Uno de los aspectos destacados es la implementación de un sistema 4-3-3 que permite una mayor fluidez en el mediocampo. Con jugadores como S. Bodnar y L. Cabral, el mediocampo se ha vuelto más dinámico, lo que permite a Independiente controlar los partidos de manera más efectiva. Esta formación también proporciona una ventaja significativa al ataque; delanteros como G. Ávalos y S. Montiel pueden aprovechar los espacios creados por las carreras de los mediocampistas.

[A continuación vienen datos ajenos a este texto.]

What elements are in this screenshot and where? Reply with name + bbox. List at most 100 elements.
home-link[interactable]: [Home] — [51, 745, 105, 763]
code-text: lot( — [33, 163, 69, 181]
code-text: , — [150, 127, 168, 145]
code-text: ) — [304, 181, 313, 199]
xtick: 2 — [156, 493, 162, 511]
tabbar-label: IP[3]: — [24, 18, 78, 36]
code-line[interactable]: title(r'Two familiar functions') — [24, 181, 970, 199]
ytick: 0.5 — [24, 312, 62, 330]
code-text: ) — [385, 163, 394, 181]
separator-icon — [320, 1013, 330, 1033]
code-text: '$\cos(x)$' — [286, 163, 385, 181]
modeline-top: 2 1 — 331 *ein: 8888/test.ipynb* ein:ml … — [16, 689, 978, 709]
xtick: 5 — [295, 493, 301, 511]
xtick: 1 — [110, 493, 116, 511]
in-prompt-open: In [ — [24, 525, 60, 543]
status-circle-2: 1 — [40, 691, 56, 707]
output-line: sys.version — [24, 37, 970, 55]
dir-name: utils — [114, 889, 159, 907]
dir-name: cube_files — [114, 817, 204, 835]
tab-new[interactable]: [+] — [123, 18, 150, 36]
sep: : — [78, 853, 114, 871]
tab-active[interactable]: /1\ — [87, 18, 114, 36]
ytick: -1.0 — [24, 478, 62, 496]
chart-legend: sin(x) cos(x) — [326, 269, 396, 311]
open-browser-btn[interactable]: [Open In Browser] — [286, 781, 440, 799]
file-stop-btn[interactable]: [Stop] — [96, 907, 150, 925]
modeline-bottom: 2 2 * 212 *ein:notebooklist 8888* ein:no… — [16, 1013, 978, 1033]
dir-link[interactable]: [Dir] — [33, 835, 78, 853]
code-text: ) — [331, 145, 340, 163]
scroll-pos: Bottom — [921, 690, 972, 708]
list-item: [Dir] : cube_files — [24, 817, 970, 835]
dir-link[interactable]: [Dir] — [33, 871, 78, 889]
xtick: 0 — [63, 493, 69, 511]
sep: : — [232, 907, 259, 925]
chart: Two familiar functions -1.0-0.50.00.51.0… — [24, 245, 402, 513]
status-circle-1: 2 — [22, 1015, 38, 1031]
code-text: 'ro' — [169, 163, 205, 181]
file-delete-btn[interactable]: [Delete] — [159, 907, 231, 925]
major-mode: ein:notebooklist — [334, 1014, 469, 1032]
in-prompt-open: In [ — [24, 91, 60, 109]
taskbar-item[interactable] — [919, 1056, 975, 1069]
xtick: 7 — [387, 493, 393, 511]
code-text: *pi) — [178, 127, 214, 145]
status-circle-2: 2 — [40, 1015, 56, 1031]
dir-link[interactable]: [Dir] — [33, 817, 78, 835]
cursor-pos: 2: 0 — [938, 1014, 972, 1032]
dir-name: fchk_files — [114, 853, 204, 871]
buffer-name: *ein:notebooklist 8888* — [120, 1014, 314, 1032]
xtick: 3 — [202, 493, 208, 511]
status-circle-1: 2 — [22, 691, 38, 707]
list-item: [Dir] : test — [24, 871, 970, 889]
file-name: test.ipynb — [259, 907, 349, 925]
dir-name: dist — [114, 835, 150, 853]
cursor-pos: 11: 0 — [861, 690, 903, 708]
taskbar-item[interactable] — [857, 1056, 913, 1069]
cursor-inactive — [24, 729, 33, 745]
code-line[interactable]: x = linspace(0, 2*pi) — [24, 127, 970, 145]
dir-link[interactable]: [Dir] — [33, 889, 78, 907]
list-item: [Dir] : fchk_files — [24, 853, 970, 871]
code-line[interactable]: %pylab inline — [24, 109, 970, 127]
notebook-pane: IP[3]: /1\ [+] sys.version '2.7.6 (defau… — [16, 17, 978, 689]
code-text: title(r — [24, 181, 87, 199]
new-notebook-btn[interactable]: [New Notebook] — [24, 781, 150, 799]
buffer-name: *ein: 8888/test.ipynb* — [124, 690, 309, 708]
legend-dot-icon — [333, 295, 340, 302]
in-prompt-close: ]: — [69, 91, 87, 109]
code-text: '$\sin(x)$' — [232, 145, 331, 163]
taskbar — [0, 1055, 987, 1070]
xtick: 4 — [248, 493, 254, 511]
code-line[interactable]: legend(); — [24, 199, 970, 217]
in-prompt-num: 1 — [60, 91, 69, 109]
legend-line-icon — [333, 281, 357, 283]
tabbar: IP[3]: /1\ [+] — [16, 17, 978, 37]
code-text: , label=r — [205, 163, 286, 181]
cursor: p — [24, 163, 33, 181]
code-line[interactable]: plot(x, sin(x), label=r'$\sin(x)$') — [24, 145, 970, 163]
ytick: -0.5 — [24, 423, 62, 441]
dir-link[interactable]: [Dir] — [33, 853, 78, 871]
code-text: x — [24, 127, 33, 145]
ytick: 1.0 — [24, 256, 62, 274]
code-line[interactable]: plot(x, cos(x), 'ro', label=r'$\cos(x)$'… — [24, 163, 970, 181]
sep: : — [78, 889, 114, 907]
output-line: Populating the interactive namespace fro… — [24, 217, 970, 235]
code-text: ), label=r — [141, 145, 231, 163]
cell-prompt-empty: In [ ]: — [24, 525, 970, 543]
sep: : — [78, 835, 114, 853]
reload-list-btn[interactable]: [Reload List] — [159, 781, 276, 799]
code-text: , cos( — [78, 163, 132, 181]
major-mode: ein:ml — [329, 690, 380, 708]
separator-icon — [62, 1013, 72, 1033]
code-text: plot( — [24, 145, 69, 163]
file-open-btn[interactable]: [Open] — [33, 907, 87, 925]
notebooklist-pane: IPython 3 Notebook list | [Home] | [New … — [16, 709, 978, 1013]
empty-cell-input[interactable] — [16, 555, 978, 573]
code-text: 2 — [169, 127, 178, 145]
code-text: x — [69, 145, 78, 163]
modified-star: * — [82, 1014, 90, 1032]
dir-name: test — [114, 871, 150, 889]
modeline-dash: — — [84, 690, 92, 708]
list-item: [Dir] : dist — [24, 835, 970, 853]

Un partido clave que ilustró esta evolución fue el enfrentamiento contra San Lorenzo, donde Independiente dominó la posesión y circuló el balón rápidamente. Aunque no lograron asegurar la victoria, el equipo mostró un nivel de confianza y cohesión que había estado ausente. Esto es una clara señal de que el trabajo del nuevo cuerpo técnico comienza a dar frutos.

Este nuevo enfoque podría ser lo que necesitan para escalar en la tabla. Será interesante ver cómo se desarrollan los próximos partidos, especialmente a medida que los rivales se adapten a este nuevo estilo. Ya no se trata solo de resultados inmediatos, sino de construir un equipo que pueda competir a largo plazo.